Auster não nasceu em Nova York, mas tem uma forte ligação com a cidade onde mora. Pano de fundo de seus romances, a cidade o encanta pela diversidade de culturas, de idiomas, de pessoas, de religiões, de comidas e pela tolerância. “É claro que há conflitos, mas para que as pessoas possam conviver é preciso ser tolerante, aceitar a alteridade do outro.  Se você quer morar aqui, precisa aceitar que não é o centro do mundo.

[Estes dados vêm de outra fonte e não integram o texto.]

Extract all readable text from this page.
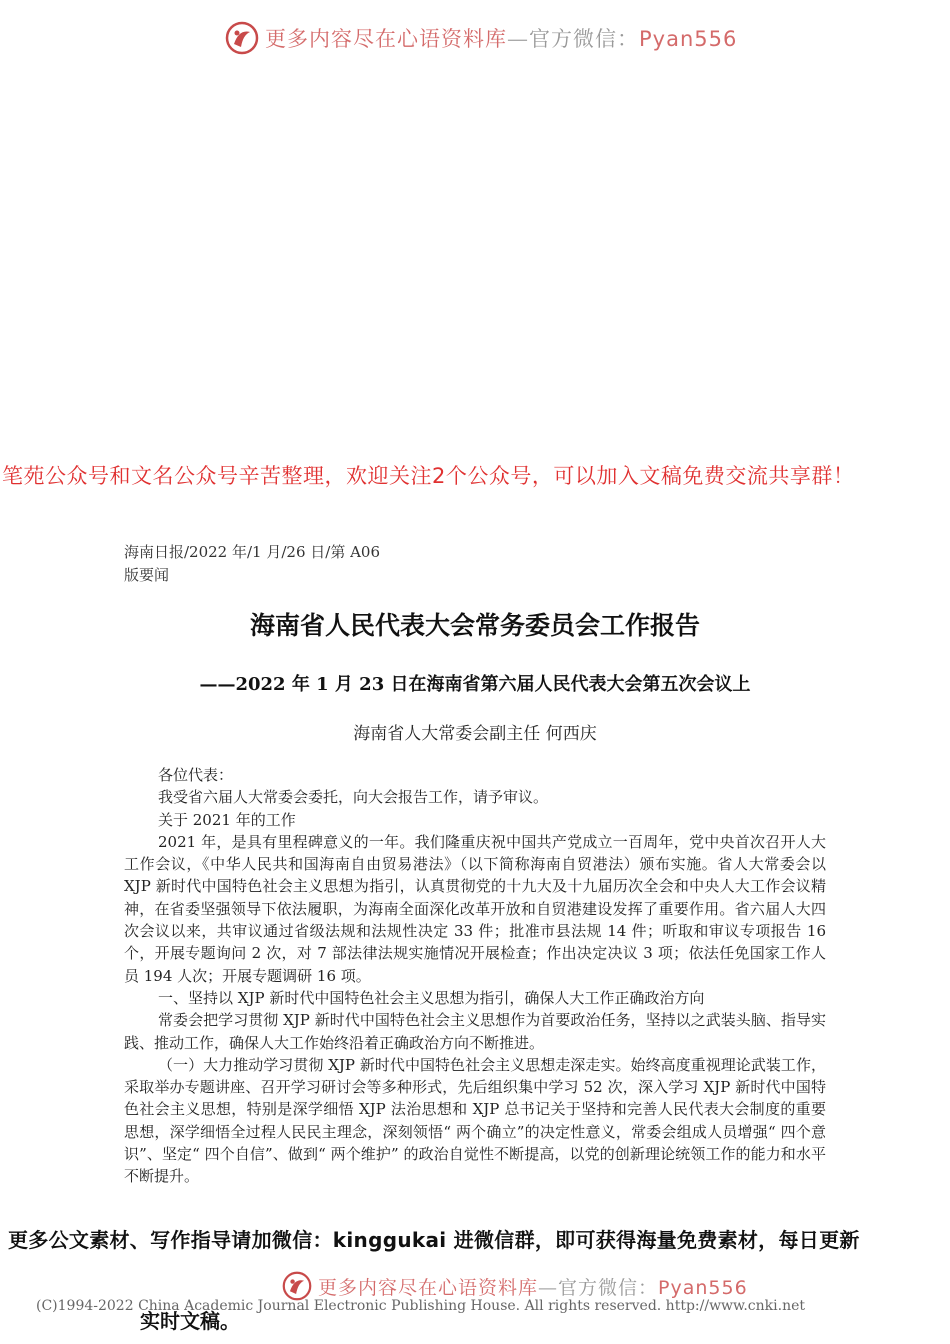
更多内容尽在心语资料库—官方微信：Pyan556
笔苑公众号和文名公众号辛苦整理，欢迎关注2个公众号，可以加入文稿免费交流共享群！
海南日报/2022 年/1 月/26 日/第 A06
版要闻
海南省人民代表大会常务委员会工作报告
——2022 年 1 月 23 日在海南省第六届人民代表大会第五次会议上
海南省人大常委会副主任 何西庆

各位代表：

我受省六届人大常委会委托，向大会报告工作，请予审议。

关于 2021 年的工作

2021 年，是具有里程碑意义的一年。我们隆重庆祝中国共产党成立一百周年，党中央首次召开人大工作会议，《中华人民共和国海南自由贸易港法》（以下简称海南自贸港法）颁布实施。省人大常委会以 XJP 新时代中国特色社会主义思想为指引，认真贯彻党的十九大及十九届历次全会和中央人大工作会议精神，在省委坚强领导下依法履职，为海南全面深化改革开放和自贸港建设发挥了重要作用。省六届人大四次会议以来，共审议通过省级法规和法规性决定 33 件；批准市县法规 14 件；听取和审议专项报告 16 个，开展专题询问 2 次，对 7 部法律法规实施情况开展检查；作出决定决议 3 项；依法任免国家工作人员 194 人次；开展专题调研 16 项。

一、坚持以 XJP 新时代中国特色社会主义思想为指引，确保人大工作正确政治方向

常委会把学习贯彻 XJP 新时代中国特色社会主义思想作为首要政治任务，坚持以之武装头脑、指导实践、推动工作，确保人大工作始终沿着正确政治方向不断推进。

（一）大力推动学习贯彻 XJP 新时代中国特色社会主义思想走深走实。始终高度重视理论武装工作，采取举办专题讲座、召开学习研讨会等多种形式，先后组织集中学习 52 次，深入学习 XJP 新时代中国特色社会主义思想，特别是深学细悟 XJP 法治思想和 XJP 总书记关于坚持和完善人民代表大会制度的重要思想，深学细悟全过程人民民主理念，深刻领悟“ 两个确立”的决定性意义，常委会组成人员增强“ 四个意识”、坚定“ 四个自信”、做到“ 两个维护” 的政治自觉性不断提高，以党的创新理论统领工作的能力和水平不断提升。

更多公文素材、写作指导请加微信：kinggukai 进微信群，即可获得海量免费素材，每日更新
更多内容尽在心语资料库—官方微信：Pyan556
(C)1994-2022 China Academic Journal Electronic Publishing House. All rights reserved. http://www.cnki.net
实时文稿。
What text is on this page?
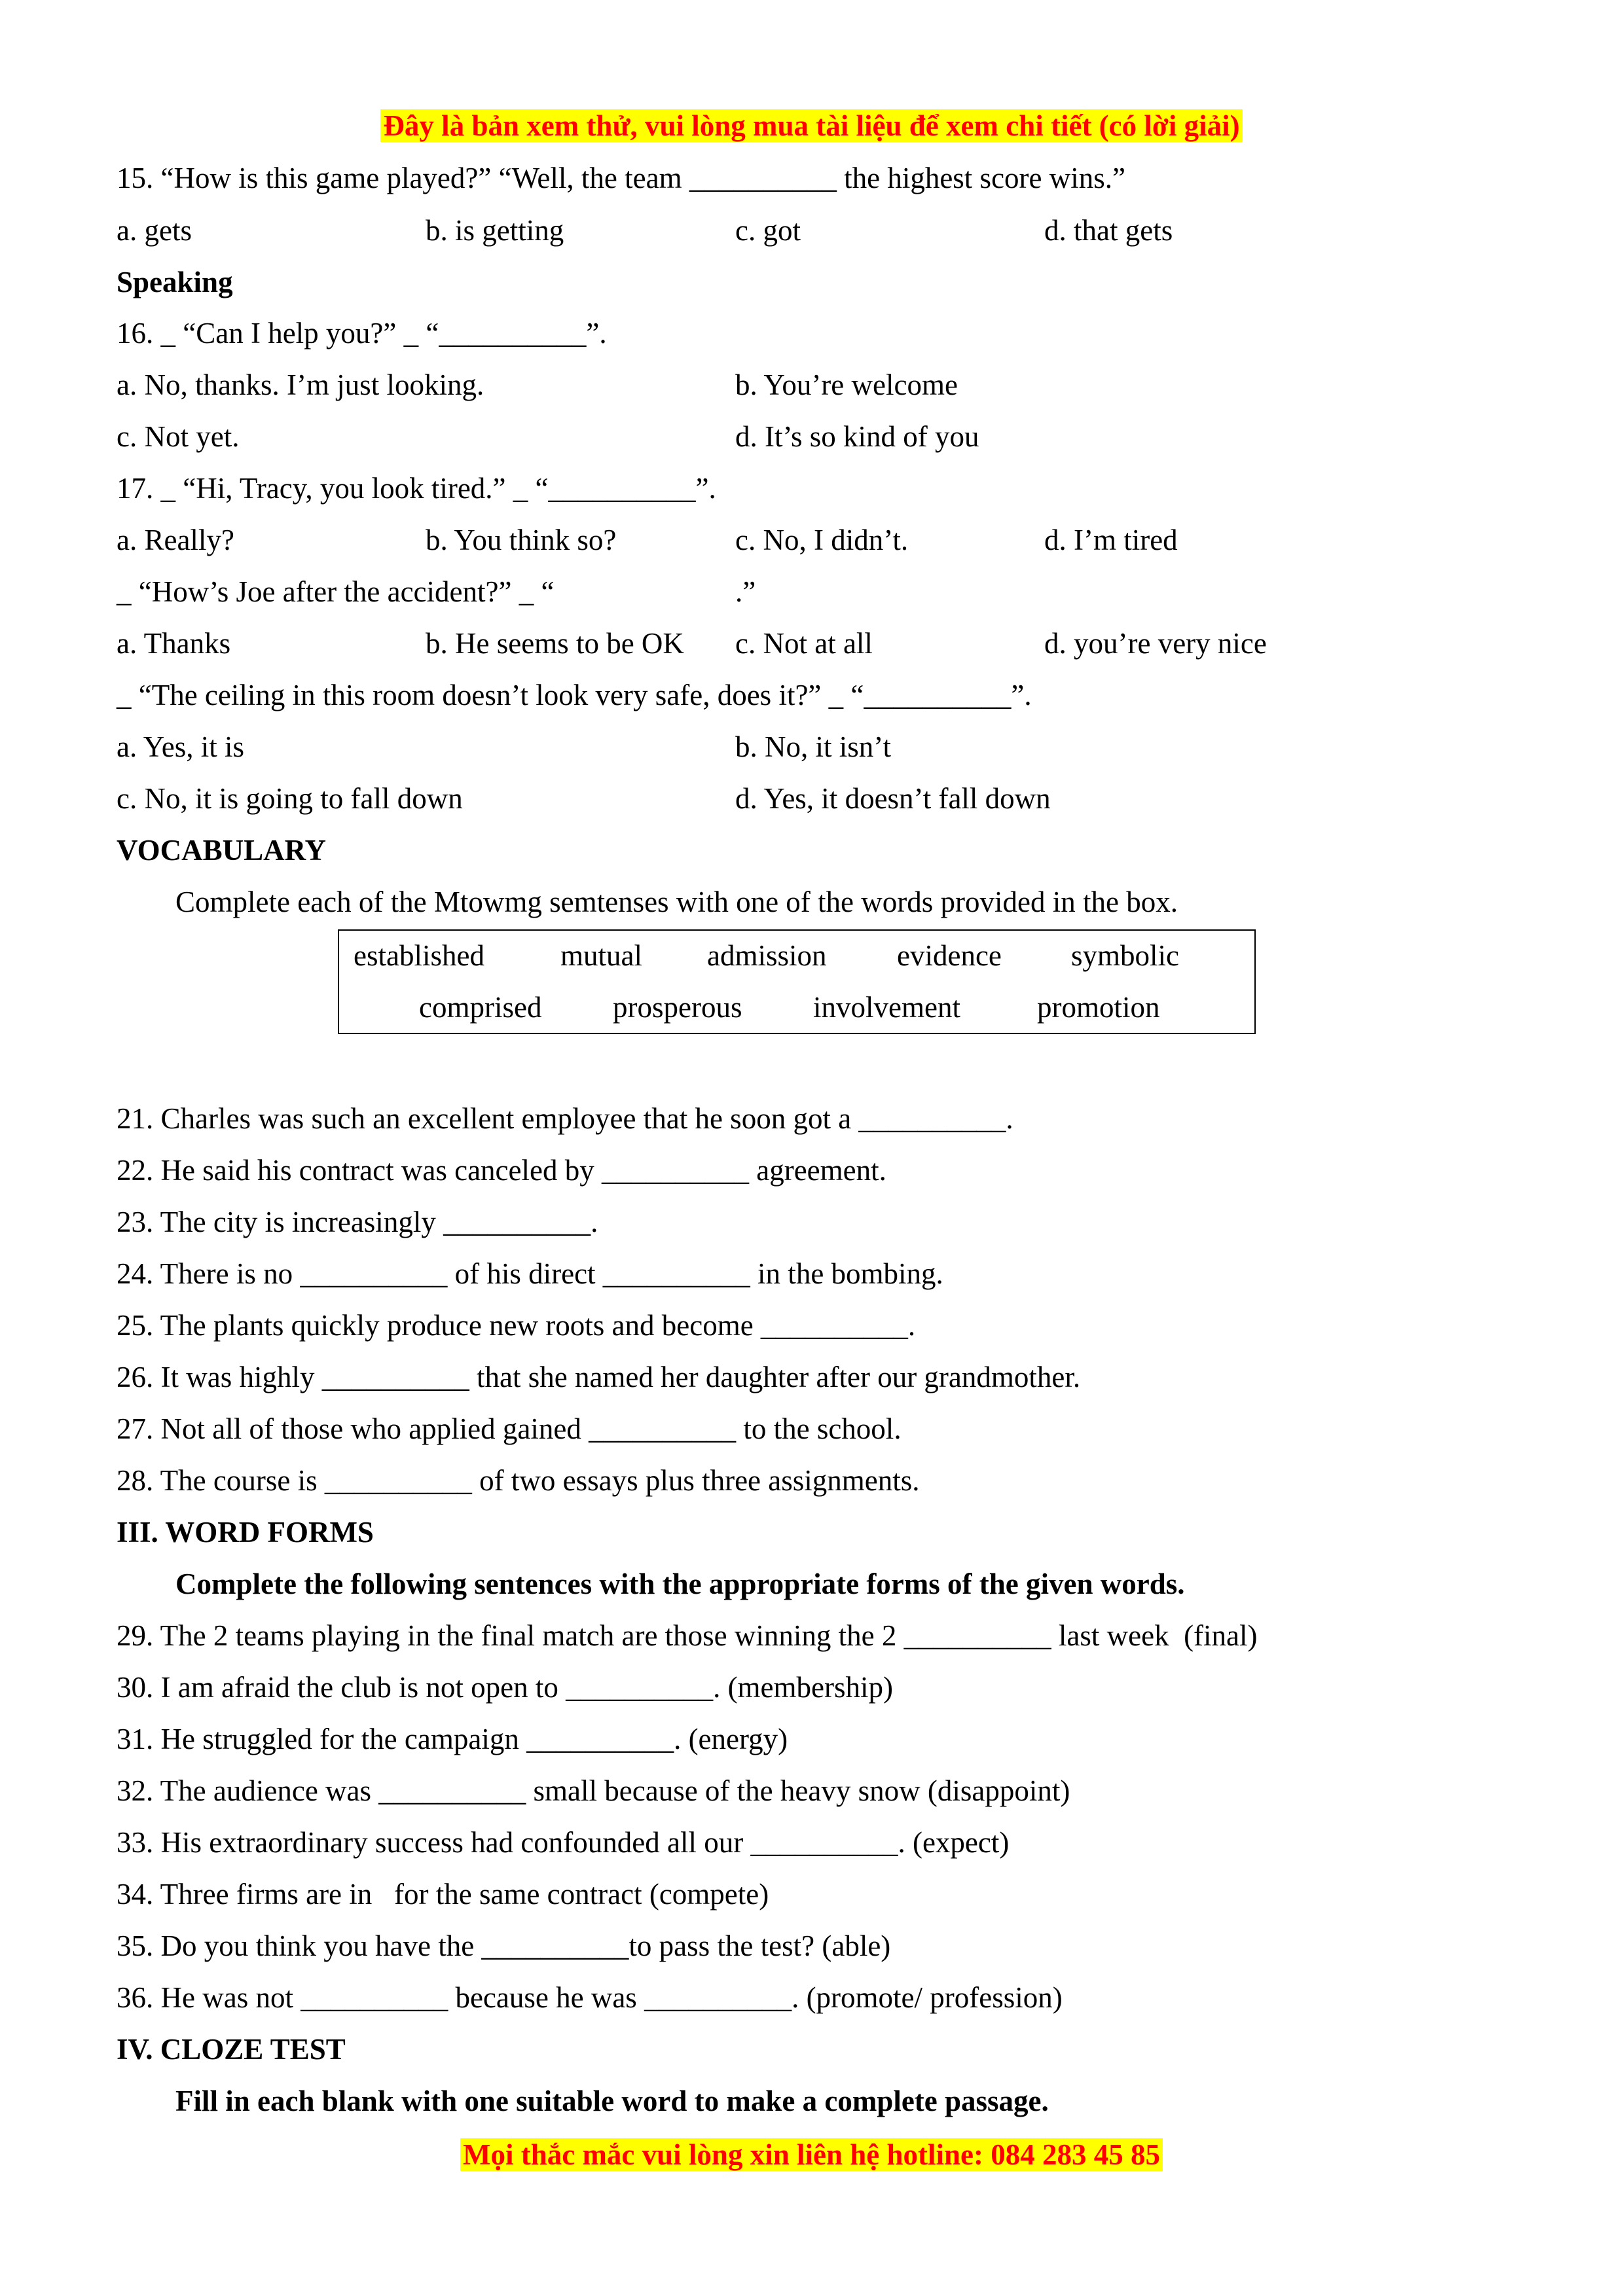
Đây là bản xem thử, vui lòng mua tài liệu để xem chi tiết (có lời giải)
15. “How is this game played?” “Well, the team __________ the highest score wins.”

a. gets

	b. is getting

	c. got

	d. that gets

Speaking
16. _ “Can I help you?” _ “__________”.

a. No, thanks. I’m just looking.

	b. You’re welcome

c. Not yet.

	d. It’s so kind of you

17. _ “Hi, Tracy, you look tired.” _ “__________”.

a. Really?

	b. You think so?

	c. No, I didn’t.

	d. I’m tired

_ “How’s Joe after the accident?” _ “

	.”

a. Thanks

	b. He seems to be OK

c. Not at all

	d. you’re very nice

_ “The ceiling in this room doesn’t look very safe, does it?” _ “__________”.

a. Yes, it is

	b. No, it isn’t

c. No, it is going to fall down

	d. Yes, it doesn’t fall down

VOCABULARY
Complete each of the Mtowmg semtenses with one of the words provided in the box.
established	mutual admission evidence symbolic
comprised prosperous involvement	promotion
21. Charles was such an excellent employee that he soon got a __________.
22. He said his contract was canceled by __________ agreement.
23. The city is increasingly __________.
24. There is no __________ of his direct __________ in the bombing.
25. The plants quickly produce new roots and become __________.
26. It was highly __________ that she named her daughter after our grandmother.
27. Not all of those who applied gained __________ to the school.
28. The course is __________ of two essays plus three assignments.
III. WORD FORMS
Complete the following sentences with the appropriate forms of the given words.
29. The 2 teams playing in the final match are those winning the 2 __________ last week  (final)
30. I am afraid the club is not open to __________. (membership)
31. He struggled for the campaign __________. (energy)
32. The audience was __________ small because of the heavy snow (disappoint)
33. His extraordinary success had confounded all our __________. (expect)
34. Three firms are in   for the same contract (compete)
35. Do you think you have the __________to pass the test? (able)
36. He was not __________ because he was __________. (promote/ profession)
IV. CLOZE TEST
Fill in each blank with one suitable word to make a complete passage.
Mọi thắc mắc vui lòng xin liên hệ hotline: 084 283 45 85
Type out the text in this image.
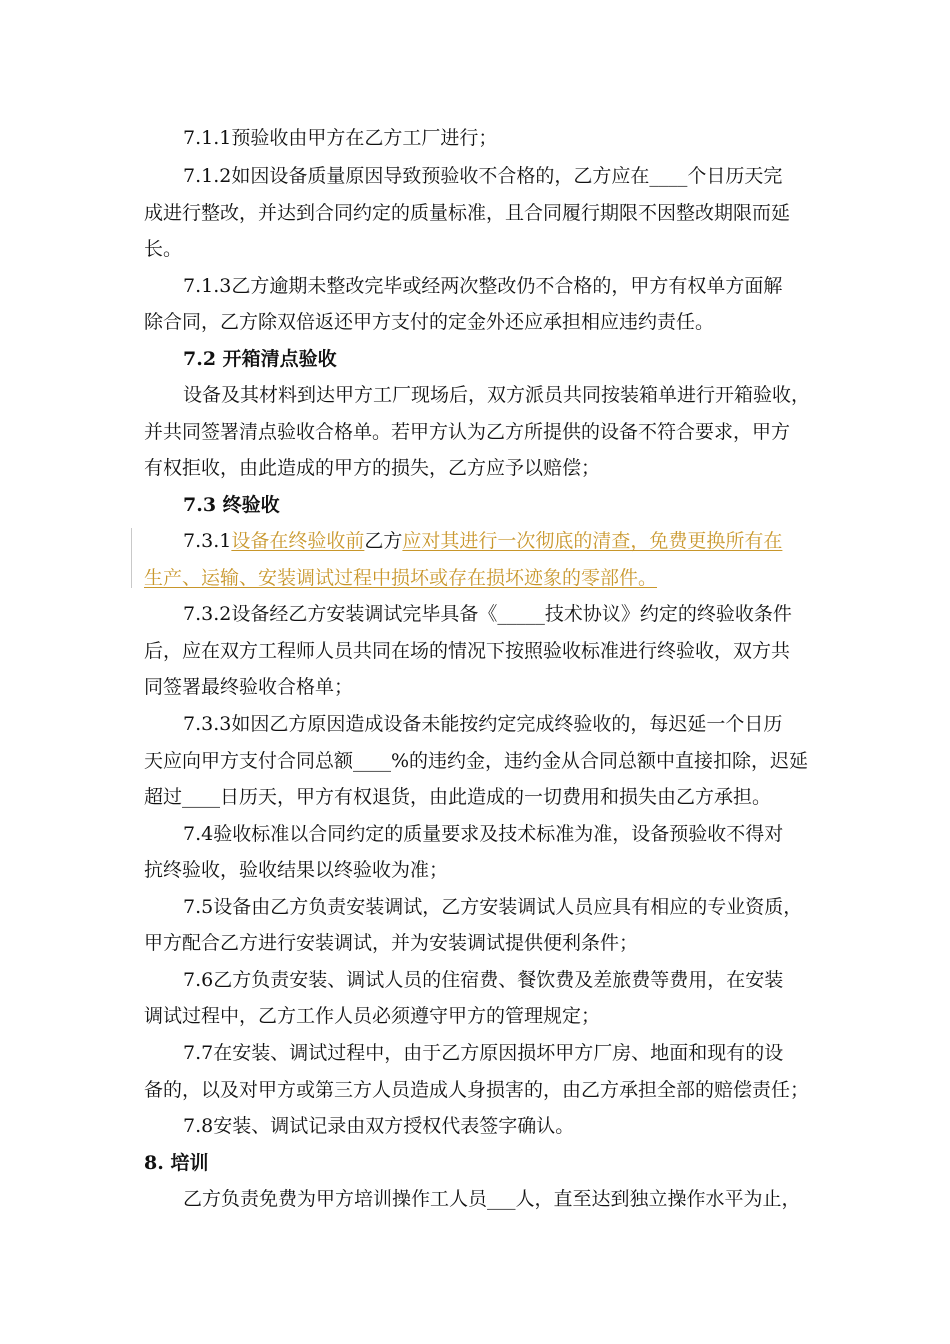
7.1.1预验收由甲方在乙方工厂进行；
7.1.2如因设备质量原因导致预验收不合格的，乙方应在____个日历天完
成进行整改，并达到合同约定的质量标准，且合同履行期限不因整改期限而延
长。
7.1.3乙方逾期未整改完毕或经两次整改仍不合格的，甲方有权单方面解
除合同，乙方除双倍返还甲方支付的定金外还应承担相应违约责任。
7.2 开箱清点验收
设备及其材料到达甲方工厂现场后，双方派员共同按装箱单进行开箱验收，
并共同签署清点验收合格单。若甲方认为乙方所提供的设备不符合要求，甲方
有权拒收，由此造成的甲方的损失，乙方应予以赔偿；
7.3 终验收
7.3.1设备在终验收前乙方应对其进行一次彻底的清查，免费更换所有在
生产、运输、安装调试过程中损坏或存在损坏迹象的零部件。
7.3.2设备经乙方安装调试完毕具备《_____技术协议》约定的终验收条件
后，应在双方工程师人员共同在场的情况下按照验收标准进行终验收，双方共
同签署最终验收合格单；
7.3.3如因乙方原因造成设备未能按约定完成终验收的，每迟延一个日历
天应向甲方支付合同总额____%的违约金，违约金从合同总额中直接扣除，迟延
超过____日历天，甲方有权退货，由此造成的一切费用和损失由乙方承担。
7.4验收标准以合同约定的质量要求及技术标准为准，设备预验收不得对
抗终验收，验收结果以终验收为准；
7.5设备由乙方负责安装调试，乙方安装调试人员应具有相应的专业资质，
甲方配合乙方进行安装调试，并为安装调试提供便利条件；
7.6乙方负责安装、调试人员的住宿费、餐饮费及差旅费等费用，在安装
调试过程中，乙方工作人员必须遵守甲方的管理规定；
7.7在安装、调试过程中，由于乙方原因损坏甲方厂房、地面和现有的设
备的，以及对甲方或第三方人员造成人身损害的，由乙方承担全部的赔偿责任；
7.8安装、调试记录由双方授权代表签字确认。
8. 培训
乙方负责免费为甲方培训操作工人员___人，直至达到独立操作水平为止，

É um dos grandes laboratórios de experimentação humana e da democracia. Amo Nova York e não tenho intenção de viver em outro lugar. É meu mundo e, ao mesmo tempo, ainda me sinto um pouco como um estrangeiro.”

Sentidos da vida

Sentidos da vida é o tema do Fronteiras do Pensamento em 2019, evento que tem apoio cultural da PUCRS. Ao ser questionando sobre o tema, Auster afirma que aos 72 anos ainda não tem essa resposta e acredita que nunca terá. “Todos se perguntam desde o início dos tempos sobre essas questões. Se alguém disser que sabe responder, talvez não seja bom escutar essa pessoa. Essas grandes perguntas existenciais não nos trazem respostas e sim mais perguntas. E essa é a beleza da vida, continuar se questionando. Cientistas, filósofos, artistas o fazem por meio de seu trabalho. Quanto mais sabemos, quanto mais entendemos, novas perguntas surgem.”

Sobre o escritor

Traduzido para mais de 40 idiomas, Paul Auster tem Nova York como cenário de seus romances. O livro A trilogia de Nova York foi eleito pelo jornal The Guardian como uma das 100 melhores obras de ficção de todos os tempos. É membro da Academia Americana de Artes e Letras, licenciado pela Universidade de Columbia e já recebeu prêmios como Príncipe das Astúrias, Ordem das Artes e das Letras da República Francesa e Prix Médicis. Seu mais recente lançamento, de 2017, é o livro 4321, que foi finalista do Man Booker Prize.